Another recent analysis from the Healthcare Supply Chain Association (HSCA) pointed out that hospitals can boost their supply chain savings by up to 15 percent through group purchasing contracts. Group purchasing can help hospital leaders reduce the number of suppliers and contracts used, while realizing significant savings from leveraging the purchasing power and volume of several organizations.

Additionally, the survey pointed out that lower supply chain costs stemming from the best practices did not signify worse care quality at the top performing hospitals. Conversely, top performing hospitals fared better than their peers in the Hospital-Acquired Condition Reduction Program and the Hospital Value-Based Purchasing Program.

In terms of the Hospital-Acquired Condition Program, top-performers averaged a score of 5.33, while all other hospitals analyzed had an average score of 5.44. Hospitals that scored 6.57 or above are subject to a penalty of 1 percent of their Medicare reimbursement.

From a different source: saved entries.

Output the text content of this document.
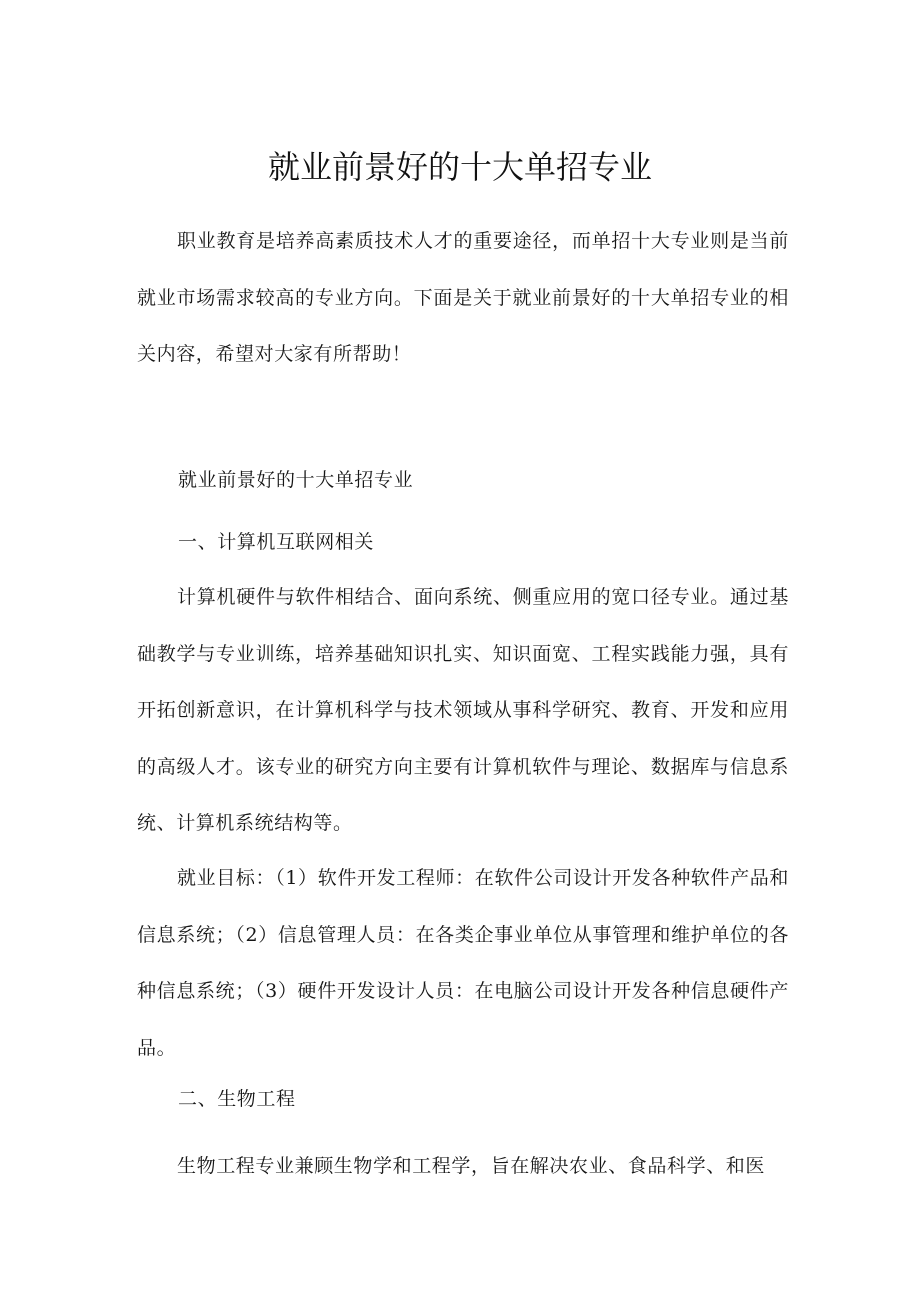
就业前景好的十大单招专业

职业教育是培养高素质技术人才的重要途径，而单招十大专业则是当前就业市场需求较高的专业方向。下面是关于就业前景好的十大单招专业的相关内容，希望对大家有所帮助！

就业前景好的十大单招专业

一、计算机互联网相关

计算机硬件与软件相结合、面向系统、侧重应用的宽口径专业。通过基础教学与专业训练，培养基础知识扎实、知识面宽、工程实践能力强，具有开拓创新意识，在计算机科学与技术领域从事科学研究、教育、开发和应用的高级人才。该专业的研究方向主要有计算机软件与理论、数据库与信息系统、计算机系统结构等。

就业目标：（1）软件开发工程师：在软件公司设计开发各种软件产品和信息系统；（2）信息管理人员：在各类企事业单位从事管理和维护单位的各种信息系统；（3）硬件开发设计人员：在电脑公司设计开发各种信息硬件产品。

二、生物工程

生物工程专业兼顾生物学和工程学，旨在解决农业、食品科学、和医
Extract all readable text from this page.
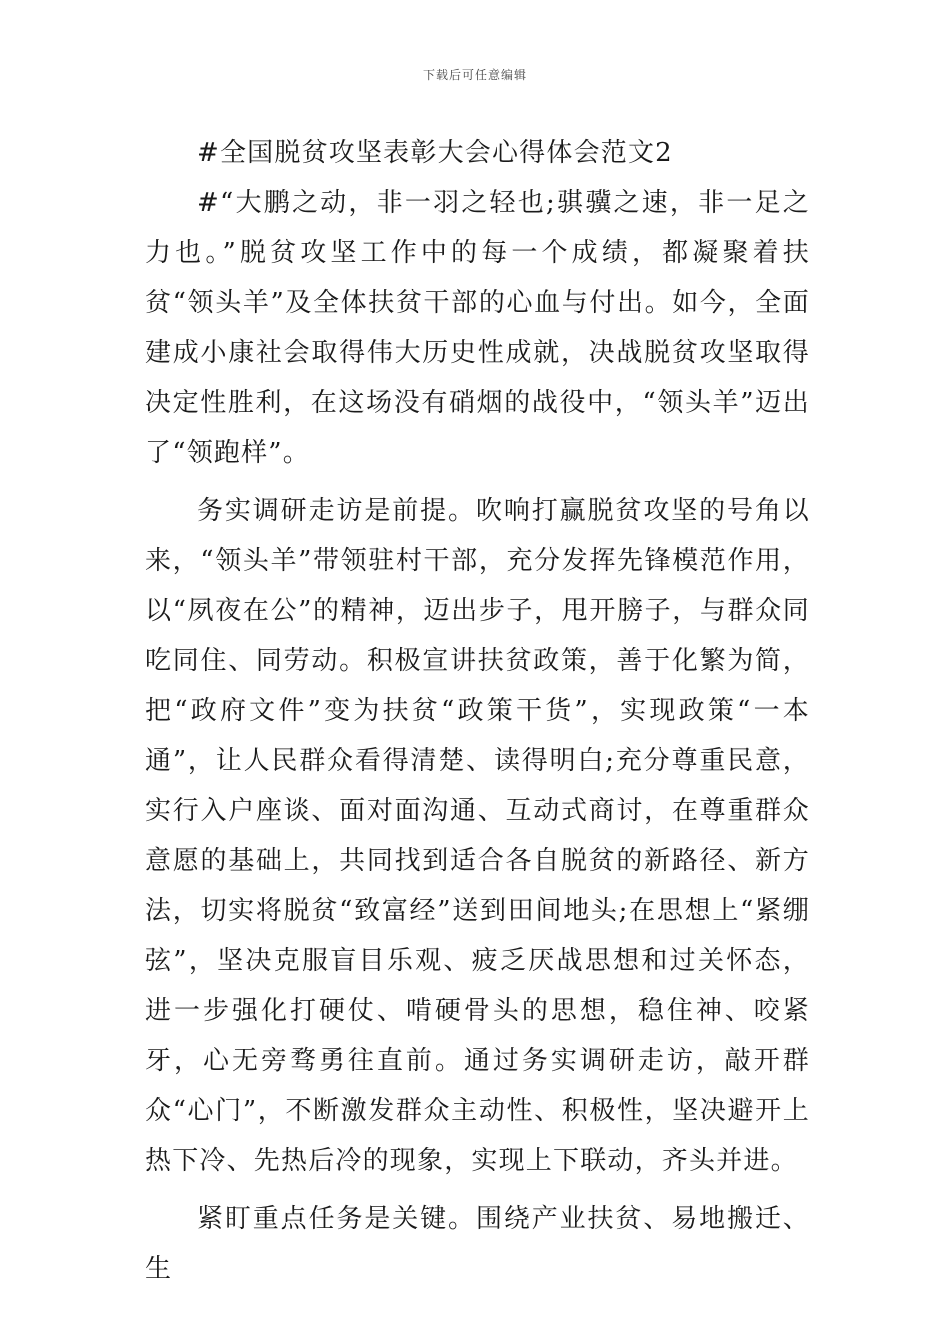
下载后可任意编辑

#全国脱贫攻坚表彰大会心得体会范文2

#“大鹏之动，非一羽之轻也;骐骥之速，非一足之力也。”脱贫攻坚工作中的每一个成绩，都凝聚着扶贫“领头羊”及全体扶贫干部的心血与付出。如今，全面建成小康社会取得伟大历史性成就，决战脱贫攻坚取得决定性胜利，在这场没有硝烟的战役中，“领头羊”迈出了“领跑样”。

务实调研走访是前提。吹响打赢脱贫攻坚的号角以来，“领头羊”带领驻村干部，充分发挥先锋模范作用，以“夙夜在公”的精神，迈出步子，甩开膀子，与群众同吃同住、同劳动。积极宣讲扶贫政策，善于化繁为简，把“政府文件”变为扶贫“政策干货”，实现政策“一本通”，让人民群众看得清楚、读得明白;充分尊重民意，实行入户座谈、面对面沟通、互动式商讨，在尊重群众意愿的基础上，共同找到适合各自脱贫的新路径、新方法，切实将脱贫“致富经”送到田间地头;在思想上“紧绷弦”，坚决克服盲目乐观、疲乏厌战思想和过关怀态，进一步强化打硬仗、啃硬骨头的思想，稳住神、咬紧牙，心无旁骛勇往直前。通过务实调研走访，敲开群众“心门”，不断激发群众主动性、积极性，坚决避开上热下冷、先热后冷的现象，实现上下联动，齐头并进。

紧盯重点任务是关键。围绕产业扶贫、易地搬迁、生
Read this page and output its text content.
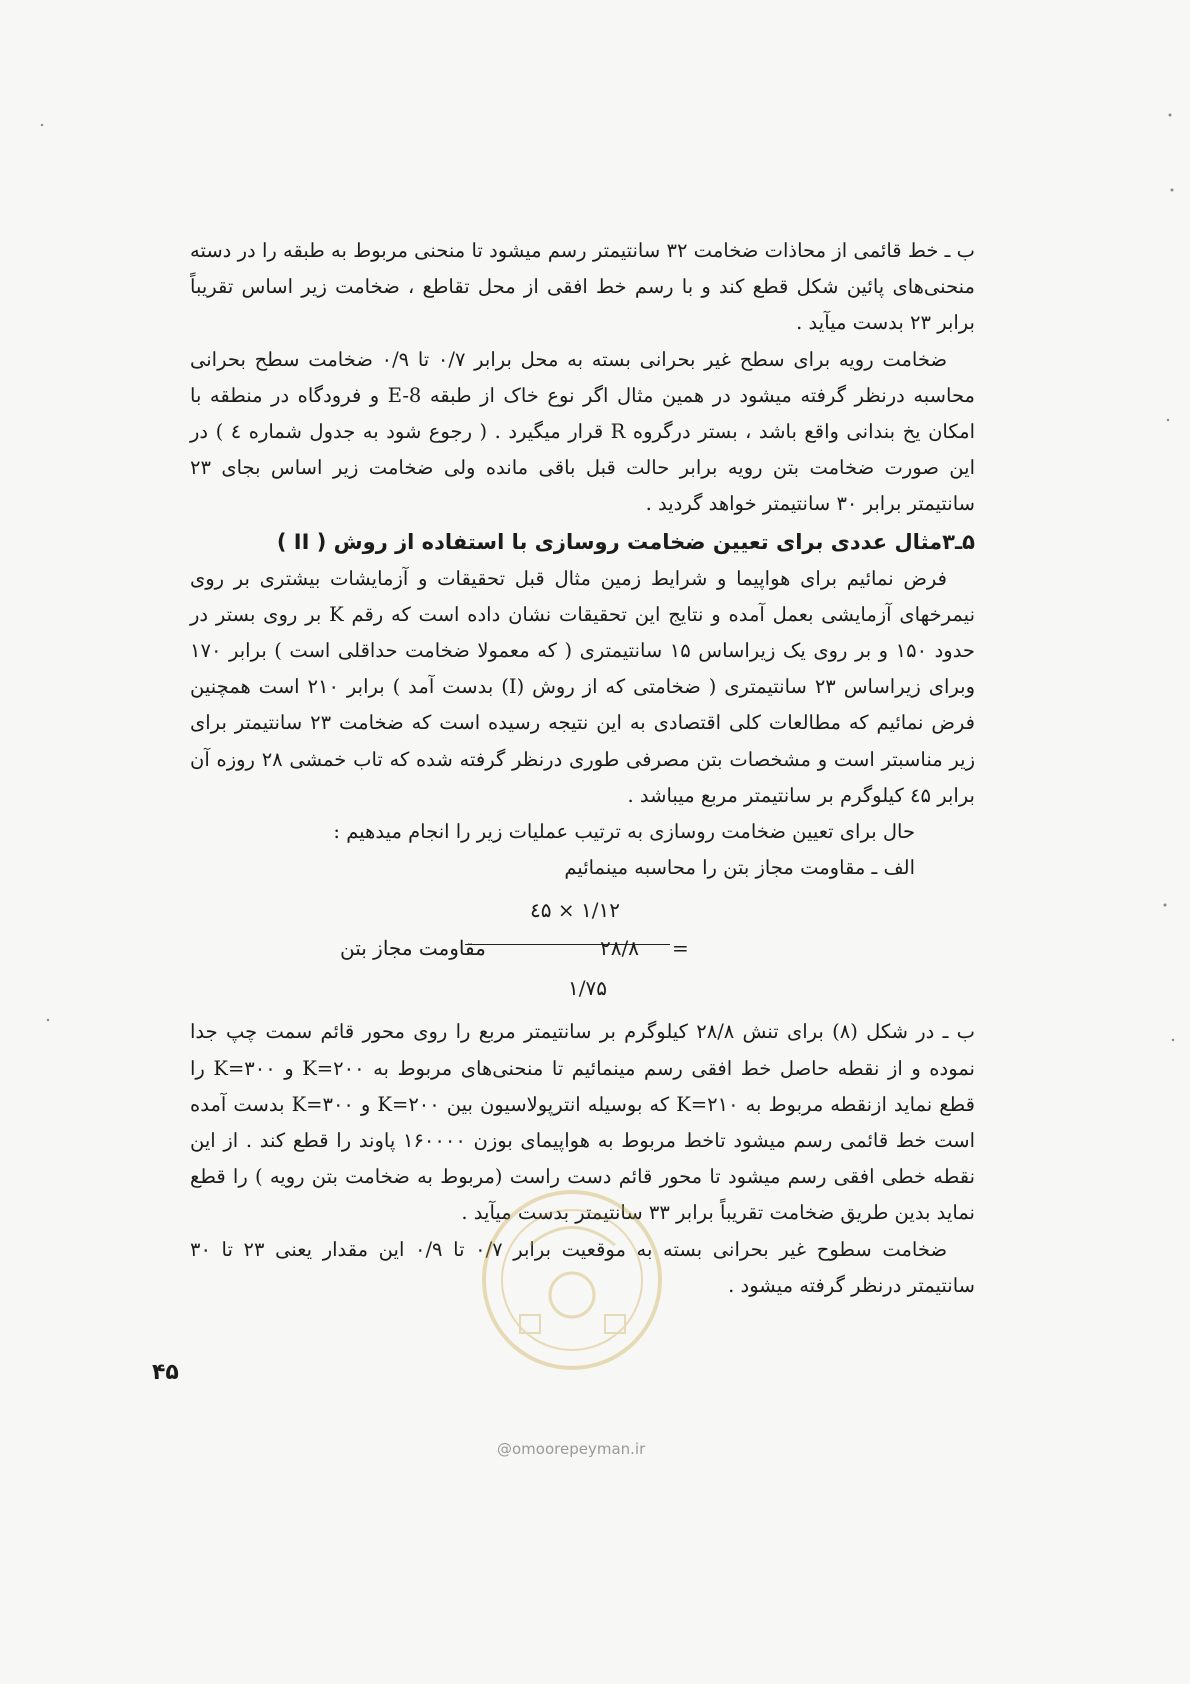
ب ـ خط قائمی از محاذات ضخامت ۳۲ سانتیمتر رسم میشود تا منحنی مربوط به طبقه را در دسته منحنی‌های پائین شکل قطع کند و با رسم خط افقی از محل تقاطع ، ضخامت زیر اساس تقریباً برابر ۲۳ بدست میآید .

ضخامت رویه برای سطح غیر بحرانی بسته به محل برابر ۰/۷ تا ۰/۹ ضخامت سطح بحرانی محاسبه درنظر گرفته میشود در همین مثال اگر نوع خاک از طبقه E-8 و فرودگاه در منطقه با امکان یخ بندانی واقع باشد ، بستر درگروه R قرار میگیرد . ( رجوع شود به جدول شماره ٤ ) در این صورت ضخامت بتن رویه برابر حالت قبل باقی مانده ولی ضخامت زیر اساس بجای ۲۳ سانتیمتر برابر ۳۰ سانتیمتر خواهد گردید .

۵ـ۳مثال عددی برای تعیین ضخامت روسازی با استفاده از روش ( II )

فرض نمائیم برای هواپیما و شرایط زمین مثال قبل تحقیقات و آزمایشات بیشتری بر روی نیمرخهای آزمایشی بعمل آمده و نتایج این تحقیقات نشان داده است که رقم K بر روی بستر در حدود ۱۵۰ و بر روی یک زیراساس ۱۵ سانتیمتری ( که معمولا ضخامت حداقلی است ) برابر ۱۷۰ وبرای زیراساس ۲۳ سانتیمتری ( ضخامتی که از روش (I) بدست آمد ) برابر ۲۱۰ است همچنین فرض نمائیم که مطالعات کلی اقتصادی به این نتیجه رسیده است که ضخامت ۲۳ سانتیمتر برای زیر مناسبتر است و مشخصات بتن مصرفی طوری درنظر گرفته شده که تاب خمشی ۲۸ روزه آن برابر ٤۵ کیلوگرم بر سانتیمتر مربع میباشد .

حال برای تعیین ضخامت روسازی به ترتیب عملیات زیر را انجام میدهیم :

الف ـ مقاومت مجاز بتن را محاسبه مینمائیم

٤۵ × ۱/۱۲
مقاومت مجاز بتن	=
۲۸/۸
۱/۷۵

ب ـ در شکل (۸) برای تنش ۲۸/۸ کیلوگرم بر سانتیمتر مربع را روی محور قائم سمت چپ جدا نموده و از نقطه حاصل خط افقی رسم مینمائیم تا منحنی‌های مربوط به K=۲۰۰ و K=۳۰۰ را قطع نماید ازنقطه مربوط به K=۲۱۰ که بوسیله انترپولاسیون بین K=۲۰۰ و K=۳۰۰ بدست آمده است خط قائمی رسم میشود تاخط مربوط به هواپیمای بوزن ۱۶۰۰۰۰ پاوند را قطع کند . از این نقطه خطی افقی رسم میشود تا محور قائم دست راست (مربوط به ضخامت بتن رویه ) را قطع نماید بدین طریق ضخامت تقریباً برابر ۳۳ سانتیمتر بدست میآید .

ضخامت سطوح غیر بحرانی بسته به موقعیت برابر ۰/۷ تا ۰/۹ این مقدار یعنی ۲۳ تا ۳۰ سانتیمتر درنظر گرفته میشود .

۴۵
@omoorepeyman.ir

For the Hospital Value-Based Purchasing Program, top-performing hospitals scored slightly better than their peers, with an average score of 33.95 compared to 33.25 for all other hospitals.

“It’s clear that some hospitals have the appropriate strategies and processes in place to efficiently manage supply chain budgets while maintaining high-quality outcomes,” stated Rob Austin, Navigant’s Associate Director. “For example, we have found, somewhat counterintuitively, that the highest-performing providers are simultaneously able to decrease cost and improve quality, in part by reducing clinical variation. Lower-performing supply chain departments need to leverage these types of proven best practices to drive care delivery improvements.”